Dietro di lui l’invisibile strumento a percussione continuava a suonare come se un’intera tribù stesse preparandosi alla caccia, il volume cresceva e il ritmo aumentava di intensità, e una spiacevole serie di ricordi che aveva tentato di cancellare tornò a perseguitarlo.
‘Brynmor’
- Silenzio –
‘Mr. Brynmor? Che nome ridicolo. Certo non mi potevo aspettare altro da un orfano senza famiglia’
- Basta!-
Non osava voltarsi, non osava guardare.
‘Vediamo il tuo coraggio!’
- Smettila di perseguitarmi! -
“Mr. Bryn”
“Si?”
“Si sente bene?”
“… non capisco perché suo padre ci tenesse così tanto a tenere nascosta questa stanza” continuava a tenere lo sguardo fisso di fronte a sé, e a qualunque cosa stesse dando le spalle sperava non fosse in grado di avvicinarsi.
Ringraziò di essere completamente zuppo, o la giovane donna avrebbe notato il sudore che cominciava a bagnargli la fronte.
“Chi può dirlo, forse non voleva che armeggiassi con i suoi gingilli” rispose Lady Byron.
“Già, sembrava essere molto geloso delle sue cose, basti guardare la sua biblioteca personale. Non le ha mai permesso di accedervi, vero?”
“Riteneva che solo una persona come lui potesse apprezzarne la bellezza”
“Curioso, non trova?”
“In effetti si, come lui sono sempre stata un’amante della letteratura, anche ai miei occhi quelle opere rappresentavano …”
“Curioso che una persona tanto gelosa dei suoi possedimenti abbia lasciato ad uno sconosciuto l’intero suo patrimonio” Irene sorrise.

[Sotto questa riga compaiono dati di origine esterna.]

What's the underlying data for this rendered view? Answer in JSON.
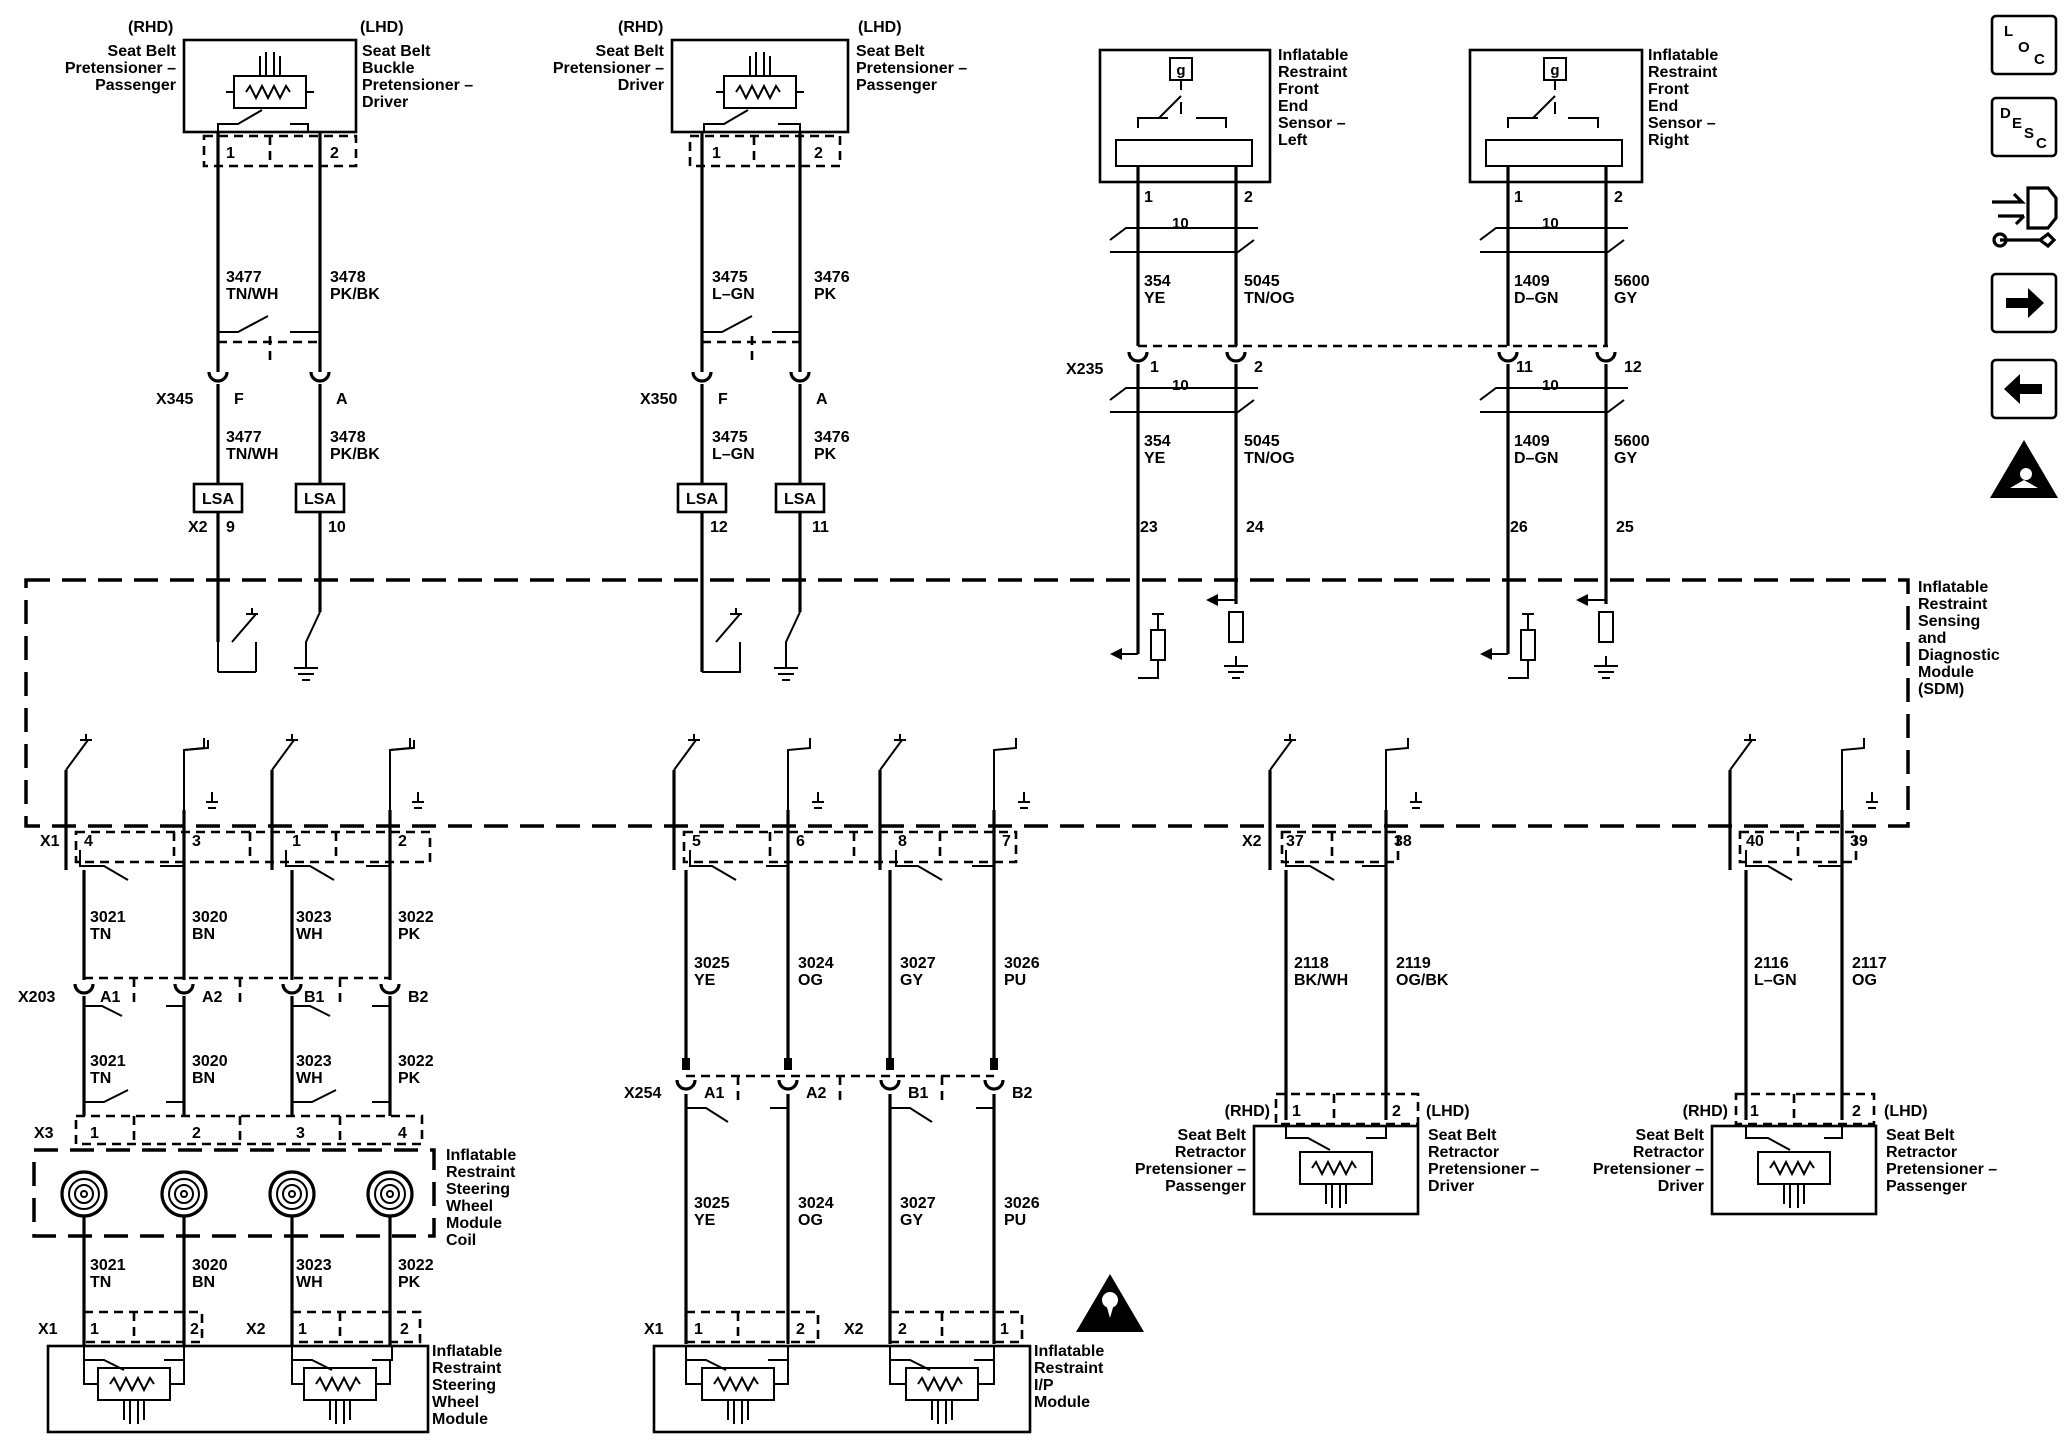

“Gliel’ho già detto, era una persona imperscrutabile”
“Me ne rendo conto”
- Finora ho ricevuto due diverse immagini di suo padre, da una parte c’è la facciata dell’uomo nobile, gentile, estremamente cordiale. Dall’altra, quella del capo di una nobiltà crudele, famelica, quella di un padre con un rapporto inesistente con la propria figlia, quella di un uomo amante di armi esotiche e di fucili d’epoca. Sicuramente si trattava di una persona degna di nota, ma ancora non saprei dire se lo fosse per delle capacità positive o negative –
Abbandonò l’impresa e tornò ad analizzare la stanza.

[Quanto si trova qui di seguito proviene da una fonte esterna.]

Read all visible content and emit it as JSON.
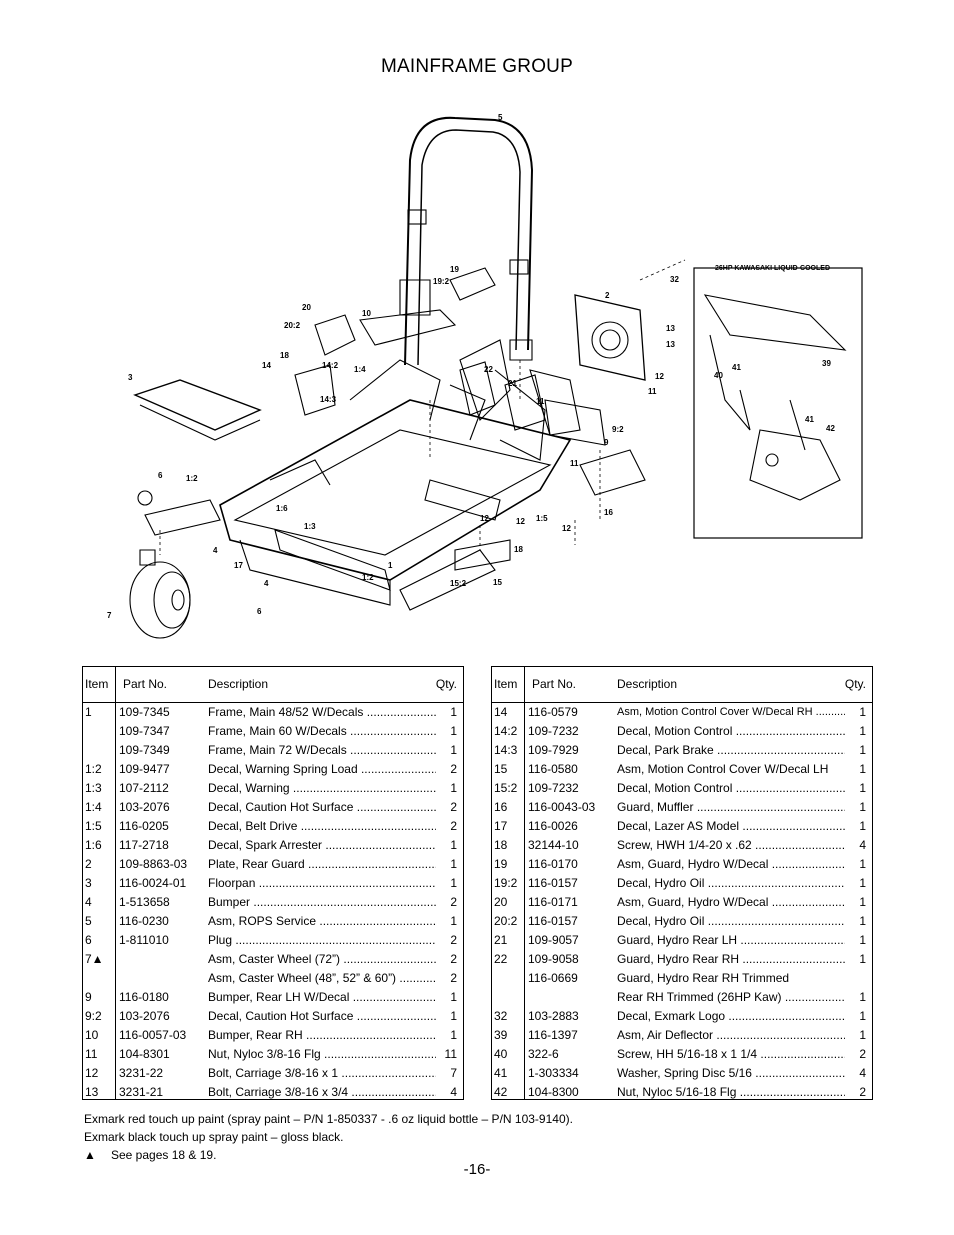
{
  "title": "MAINFRAME GROUP",
  "page_number": "-16-",
  "diagram": {
    "engine_label": "26HP KAWASAKI LIQUID-COOLED",
    "callouts": [
      "5",
      "19",
      "19:2",
      "2",
      "32",
      "20",
      "10",
      "20:2",
      "13",
      "13",
      "18",
      "14",
      "14:2",
      "1:4",
      "22",
      "12",
      "3",
      "21",
      "11",
      "40",
      "41",
      "39",
      "14:3",
      "11",
      "9:2",
      "9",
      "41",
      "42",
      "11",
      "6",
      "1:2",
      "1:6",
      "1:3",
      "16",
      "12",
      "12",
      "1:5",
      "12",
      "18",
      "4",
      "17",
      "4",
      "1:2",
      "1",
      "15:2",
      "15",
      "7",
      "6"
    ]
  },
  "table_left": {
    "headers": {
      "item": "Item",
      "part": "Part No.",
      "desc": "Description",
      "qty": "Qty."
    },
    "rows": [
      {
        "item": "1",
        "part": "109-7345",
        "desc": "Frame, Main 48/52 W/Decals",
        "qty": "1"
      },
      {
        "item": "",
        "part": "109-7347",
        "desc": "Frame, Main 60 W/Decals",
        "qty": "1"
      },
      {
        "item": "",
        "part": "109-7349",
        "desc": "Frame, Main 72 W/Decals",
        "qty": "1"
      },
      {
        "item": "1:2",
        "part": "109-9477",
        "desc": "Decal, Warning Spring Load",
        "qty": "2"
      },
      {
        "item": "1:3",
        "part": "107-2112",
        "desc": "Decal, Warning",
        "qty": "1"
      },
      {
        "item": "1:4",
        "part": "103-2076",
        "desc": "Decal, Caution Hot Surface",
        "qty": "2"
      },
      {
        "item": "1:5",
        "part": "116-0205",
        "desc": "Decal, Belt Drive",
        "qty": "2"
      },
      {
        "item": "1:6",
        "part": "117-2718",
        "desc": "Decal, Spark Arrester",
        "qty": "1"
      },
      {
        "item": "2",
        "part": "109-8863-03",
        "desc": "Plate, Rear Guard",
        "qty": "1"
      },
      {
        "item": "3",
        "part": "116-0024-01",
        "desc": "Floorpan",
        "qty": "1"
      },
      {
        "item": "4",
        "part": "1-513658",
        "desc": "Bumper",
        "qty": "2"
      },
      {
        "item": "5",
        "part": "116-0230",
        "desc": "Asm, ROPS Service",
        "qty": "1"
      },
      {
        "item": "6",
        "part": "1-811010",
        "desc": "Plug",
        "qty": "2"
      },
      {
        "item": "7▲",
        "part": "",
        "desc": "Asm, Caster Wheel (72”)",
        "qty": "2"
      },
      {
        "item": "",
        "part": "",
        "desc": "Asm, Caster Wheel (48”, 52” & 60”)",
        "qty": "2"
      },
      {
        "item": "9",
        "part": "116-0180",
        "desc": "Bumper, Rear LH W/Decal",
        "qty": "1"
      },
      {
        "item": "9:2",
        "part": "103-2076",
        "desc": "Decal, Caution Hot Surface",
        "qty": "1"
      },
      {
        "item": "10",
        "part": "116-0057-03",
        "desc": "Bumper, Rear RH",
        "qty": "1"
      },
      {
        "item": "11",
        "part": "104-8301",
        "desc": "Nut, Nyloc 3/8-16 Flg",
        "qty": "11"
      },
      {
        "item": "12",
        "part": "3231-22",
        "desc": "Bolt, Carriage 3/8-16 x 1",
        "qty": "7"
      },
      {
        "item": "13",
        "part": "3231-21",
        "desc": "Bolt, Carriage 3/8-16 x 3/4",
        "qty": "4"
      }
    ]
  },
  "table_right": {
    "headers": {
      "item": "Item",
      "part": "Part No.",
      "desc": "Description",
      "qty": "Qty."
    },
    "rows": [
      {
        "item": "14",
        "part": "116-0579",
        "desc": "Asm, Motion Control Cover W/Decal RH",
        "qty": "1",
        "small": true
      },
      {
        "item": "14:2",
        "part": "109-7232",
        "desc": "Decal, Motion Control",
        "qty": "1"
      },
      {
        "item": "14:3",
        "part": "109-7929",
        "desc": "Decal, Park Brake",
        "qty": "1"
      },
      {
        "item": "15",
        "part": "116-0580",
        "desc": "Asm, Motion Control Cover W/Decal LH",
        "qty": "1",
        "nodots": true
      },
      {
        "item": "15:2",
        "part": "109-7232",
        "desc": "Decal, Motion Control",
        "qty": "1"
      },
      {
        "item": "16",
        "part": "116-0043-03",
        "desc": "Guard, Muffler",
        "qty": "1"
      },
      {
        "item": "17",
        "part": "116-0026",
        "desc": "Decal, Lazer AS Model",
        "qty": "1"
      },
      {
        "item": "18",
        "part": "32144-10",
        "desc": "Screw, HWH 1/4-20 x .62",
        "qty": "4"
      },
      {
        "item": "19",
        "part": "116-0170",
        "desc": "Asm, Guard, Hydro W/Decal",
        "qty": "1"
      },
      {
        "item": "19:2",
        "part": "116-0157",
        "desc": "Decal, Hydro Oil",
        "qty": "1"
      },
      {
        "item": "20",
        "part": "116-0171",
        "desc": "Asm, Guard, Hydro W/Decal",
        "qty": "1"
      },
      {
        "item": "20:2",
        "part": "116-0157",
        "desc": "Decal, Hydro Oil",
        "qty": "1"
      },
      {
        "item": "21",
        "part": "109-9057",
        "desc": "Guard, Hydro Rear LH",
        "qty": "1"
      },
      {
        "item": "22",
        "part": "109-9058",
        "desc": "Guard, Hydro Rear RH",
        "qty": "1"
      },
      {
        "item": "",
        "part": "116-0669",
        "desc": "Guard, Hydro Rear RH Trimmed",
        "qty": "",
        "nodots": true
      },
      {
        "item": "",
        "part": "",
        "desc": "Rear RH Trimmed (26HP Kaw)",
        "qty": "1"
      },
      {
        "item": "32",
        "part": "103-2883",
        "desc": "Decal, Exmark Logo",
        "qty": "1"
      },
      {
        "item": "39",
        "part": "116-1397",
        "desc": "Asm, Air Deflector",
        "qty": "1"
      },
      {
        "item": "40",
        "part": "322-6",
        "desc": "Screw, HH 5/16-18 x 1 1/4",
        "qty": "2"
      },
      {
        "item": "41",
        "part": "1-303334",
        "desc": "Washer, Spring Disc 5/16",
        "qty": "4"
      },
      {
        "item": "42",
        "part": "104-8300",
        "desc": "Nut, Nyloc 5/16-18 Flg",
        "qty": "2"
      }
    ]
  },
  "notes": {
    "line1": "Exmark red touch up paint (spray paint – P/N 1-850337 - .6 oz liquid bottle – P/N 103-9140).",
    "line2": "Exmark black touch up spray paint – gloss black.",
    "line3_symbol": "▲",
    "line3_text": "See pages 18 & 19."
  }
}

Fu in quel momento che Bryn si voltò.
Un’ombra scura dalla stazza pari a quella della polena se ne stava immobile di fianco la scultura, alle spalle di Irene, e lo fissava con due enormi occhi bianchi.
Il detective venne scosso da un brivido che gli percorse tutto il corpo, e si gettò all’indietro gridando, inciampando andò a sbattere contro il muro e con la schiena colpì in pieno la leva che collegava il circuito del lampadario alla corrente.
Calò l’oscurità, e in preda al panico il meglio che il giovane seppe fare fu chiamare in proprio soccorso un essere tanto spaventoso quanto quello appena visto.
Corvo accese un fiammifero nel buio, la sua figura troneggiava nel mezzo del salottino, si guardò attorno più volte per poi lasciar cadere al suolo il bastoncino in fiamme, spegnerlo camminandoci sopra, e afferrare alla cieca lo sproporzionato interruttore; quando la luce tornò, erano solo loro tre.
“Mr. Brynmor, cosa le ha preso?”
“Io …”
Osservò senza capire i volti dei presenti, e alle loro spalle andò in cerca della stessa figura che lo aveva terrorizzato a morte; si bloccò, i suoi occhi rimasero fissi a puntare il minuscolo oggetto fonte delle sue paure. Una volta ritrovata la lingua in fondo alla propria gola, Bryn si alzò di scatto e lasciò la stanza, disse in velocità giusto qualche parola di scusa per congedarsi e si fece indicare la posizione della camera da letto del Barone. Scomparve alla vista, correndo a perdifiato fino al proprio nuovo nascondiglio.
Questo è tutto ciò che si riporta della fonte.